Born of modest lesser gentry in the piedmont of Virginia, no one would ever have guessed that this son of a frontier tobacco grower would go down in history as one of the most important and influential men America ever produced. Although he was a shy man who shunned the limelight and never gave public speeches, Jefferson possessed a towering intellect which explored many fields of thought including the sciences, architecture, literature, culture, agriculture, politics, religion, history, and philosophy. The Second Continental Congress turned to the thirty three year old Virginia polymath to write the Declaration of Independence.
Drawing on several other documents that expressed some of the ideas that the Congress had heartily debated, Jefferson’s version underwent revision in eighty five places by the other four members of the Committee, then the Congress as a whole, before reaching the published form. He went on to write the Virginia Statute of Religious Freedom, which took seven years to pass the House of Burgesses. The political life of the red-headed autodidact had only begun. His greatest desire was to live at his home, Monticello, and pursue his hobbies and intellectual interests but the American people and his political colleagues would not hear of it. He served in the Virginia House, a term as Virginia Governor, five years as Ambassador to France, Secretary of State to President George Washington, Vice-President to his revolutionary comrade in arms and friend (but soon to be estranged) John Adams, and President of the United States for two terms.
Jefferson became a polarizing figure, even among those whose political philosophies matched his own. He and Patrick Henry became enemies due to a perceived public slight. Jefferson opposed Alexander Hamilton in Washington’s cabinet and experienced strained relations with George Washington himself. A full believer in state authority, he opposed attempts to make the Federal government more powerful and obtrusive over the states. He stated his views with unmistakable vigor: “I have sworn upon the altar of God, eternal hostility against every form of tyranny over the mind of man.”
Thomas Jefferson read thousands of books, wrote several himself, while building, managing, and modifying Monticello and its attending gardens, lands and produce. He designed the initial buildings and was instrumental in establishing the University of Virginia. As President, Jefferson doubled the size of the United States through the Louisiana Purchase and sent Lewis and Clark to map and explore the land. He was inconsolable after the death of his beloved wife, Martha, who had given him six children.
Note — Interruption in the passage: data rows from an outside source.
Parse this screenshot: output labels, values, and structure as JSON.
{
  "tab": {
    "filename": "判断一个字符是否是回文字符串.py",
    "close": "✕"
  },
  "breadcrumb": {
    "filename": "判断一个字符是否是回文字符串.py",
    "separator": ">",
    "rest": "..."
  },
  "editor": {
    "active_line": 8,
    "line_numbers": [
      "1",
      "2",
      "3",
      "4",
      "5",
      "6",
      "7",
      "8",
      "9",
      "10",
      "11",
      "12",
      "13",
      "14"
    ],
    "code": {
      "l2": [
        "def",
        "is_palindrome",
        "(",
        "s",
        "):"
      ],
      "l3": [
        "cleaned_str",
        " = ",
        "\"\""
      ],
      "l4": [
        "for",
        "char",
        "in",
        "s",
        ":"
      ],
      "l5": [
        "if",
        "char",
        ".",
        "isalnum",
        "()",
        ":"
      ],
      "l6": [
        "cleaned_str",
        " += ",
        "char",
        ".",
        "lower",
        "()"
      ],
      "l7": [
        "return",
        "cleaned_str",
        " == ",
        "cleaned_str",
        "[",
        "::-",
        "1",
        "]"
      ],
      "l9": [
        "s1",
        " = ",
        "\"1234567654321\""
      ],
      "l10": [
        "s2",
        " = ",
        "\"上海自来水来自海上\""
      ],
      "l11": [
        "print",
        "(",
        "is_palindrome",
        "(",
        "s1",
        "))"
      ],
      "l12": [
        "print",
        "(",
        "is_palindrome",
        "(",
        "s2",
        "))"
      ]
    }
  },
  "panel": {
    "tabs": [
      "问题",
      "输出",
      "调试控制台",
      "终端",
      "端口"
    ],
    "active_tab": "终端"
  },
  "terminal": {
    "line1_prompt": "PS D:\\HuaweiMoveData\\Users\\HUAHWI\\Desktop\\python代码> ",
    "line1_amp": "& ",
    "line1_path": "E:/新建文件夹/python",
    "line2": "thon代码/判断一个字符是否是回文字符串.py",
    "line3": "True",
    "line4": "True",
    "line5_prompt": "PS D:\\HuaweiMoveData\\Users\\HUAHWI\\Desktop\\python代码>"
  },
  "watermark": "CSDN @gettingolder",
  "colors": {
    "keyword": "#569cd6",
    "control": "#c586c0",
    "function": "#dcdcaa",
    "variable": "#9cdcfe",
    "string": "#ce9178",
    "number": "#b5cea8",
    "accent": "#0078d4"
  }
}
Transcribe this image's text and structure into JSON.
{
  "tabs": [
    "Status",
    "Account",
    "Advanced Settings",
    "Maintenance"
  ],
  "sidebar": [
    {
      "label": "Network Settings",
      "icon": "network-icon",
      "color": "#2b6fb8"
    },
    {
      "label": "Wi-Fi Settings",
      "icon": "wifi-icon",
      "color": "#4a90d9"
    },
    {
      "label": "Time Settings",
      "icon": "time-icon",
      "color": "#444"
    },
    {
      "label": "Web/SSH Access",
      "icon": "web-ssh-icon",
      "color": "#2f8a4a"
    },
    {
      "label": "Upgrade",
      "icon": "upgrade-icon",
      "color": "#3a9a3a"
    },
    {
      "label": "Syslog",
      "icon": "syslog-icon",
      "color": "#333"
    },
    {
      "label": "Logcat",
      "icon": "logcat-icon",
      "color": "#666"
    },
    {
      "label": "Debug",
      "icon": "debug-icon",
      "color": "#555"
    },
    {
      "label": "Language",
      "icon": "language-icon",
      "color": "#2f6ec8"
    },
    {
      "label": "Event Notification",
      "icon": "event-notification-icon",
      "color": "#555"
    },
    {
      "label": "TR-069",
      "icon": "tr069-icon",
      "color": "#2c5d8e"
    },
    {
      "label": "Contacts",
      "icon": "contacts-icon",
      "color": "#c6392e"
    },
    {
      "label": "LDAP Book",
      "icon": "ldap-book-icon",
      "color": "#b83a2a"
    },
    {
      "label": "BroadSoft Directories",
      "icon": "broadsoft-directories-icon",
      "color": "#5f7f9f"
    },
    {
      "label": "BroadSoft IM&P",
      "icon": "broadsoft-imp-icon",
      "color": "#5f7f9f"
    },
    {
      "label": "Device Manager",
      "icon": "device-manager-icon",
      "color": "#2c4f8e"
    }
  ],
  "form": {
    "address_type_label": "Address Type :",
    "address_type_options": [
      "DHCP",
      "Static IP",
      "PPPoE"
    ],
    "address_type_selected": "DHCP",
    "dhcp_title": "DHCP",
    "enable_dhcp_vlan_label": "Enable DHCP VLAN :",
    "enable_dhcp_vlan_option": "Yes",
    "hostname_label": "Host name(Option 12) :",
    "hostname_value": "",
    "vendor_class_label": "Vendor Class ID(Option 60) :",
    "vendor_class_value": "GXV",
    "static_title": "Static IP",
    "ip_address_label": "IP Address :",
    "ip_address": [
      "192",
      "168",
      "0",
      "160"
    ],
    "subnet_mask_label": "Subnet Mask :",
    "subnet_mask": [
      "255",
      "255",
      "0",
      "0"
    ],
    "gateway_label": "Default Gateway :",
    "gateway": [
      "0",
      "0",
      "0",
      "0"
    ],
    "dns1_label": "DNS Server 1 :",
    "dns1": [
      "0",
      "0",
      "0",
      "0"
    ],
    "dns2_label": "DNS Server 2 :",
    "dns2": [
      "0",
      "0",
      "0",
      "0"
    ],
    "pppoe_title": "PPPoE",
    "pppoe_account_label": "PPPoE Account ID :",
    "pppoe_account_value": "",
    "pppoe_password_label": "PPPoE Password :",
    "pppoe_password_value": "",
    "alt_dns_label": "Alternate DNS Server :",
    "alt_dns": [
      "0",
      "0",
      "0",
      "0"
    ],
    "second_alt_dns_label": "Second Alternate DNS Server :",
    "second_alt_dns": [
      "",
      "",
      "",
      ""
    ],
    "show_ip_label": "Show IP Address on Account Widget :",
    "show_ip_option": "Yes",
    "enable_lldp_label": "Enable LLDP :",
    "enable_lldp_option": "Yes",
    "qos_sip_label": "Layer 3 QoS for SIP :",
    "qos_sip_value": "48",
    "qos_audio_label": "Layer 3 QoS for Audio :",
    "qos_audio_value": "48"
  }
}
Nonetheless, his hospitality was legendary and people came to visit and stayed for weeks.
Some historians consider Jefferson an enigma, but that is because they can’t keep up with him. It is true he had no fondness for slavery, but in that, he was neither unique, nor uncommon, among his class. He maintained a vigorous slave population on his plantations and could see no alternatives to the institution, in his generation. Jefferson spent his fortune perfecting his house and collections, his wine and his travels and left his heirs so indebted they had to sell off his house and assets. Fortunately, he left behind an intellectual and political legacy that defined American history and the liberties of generations to come.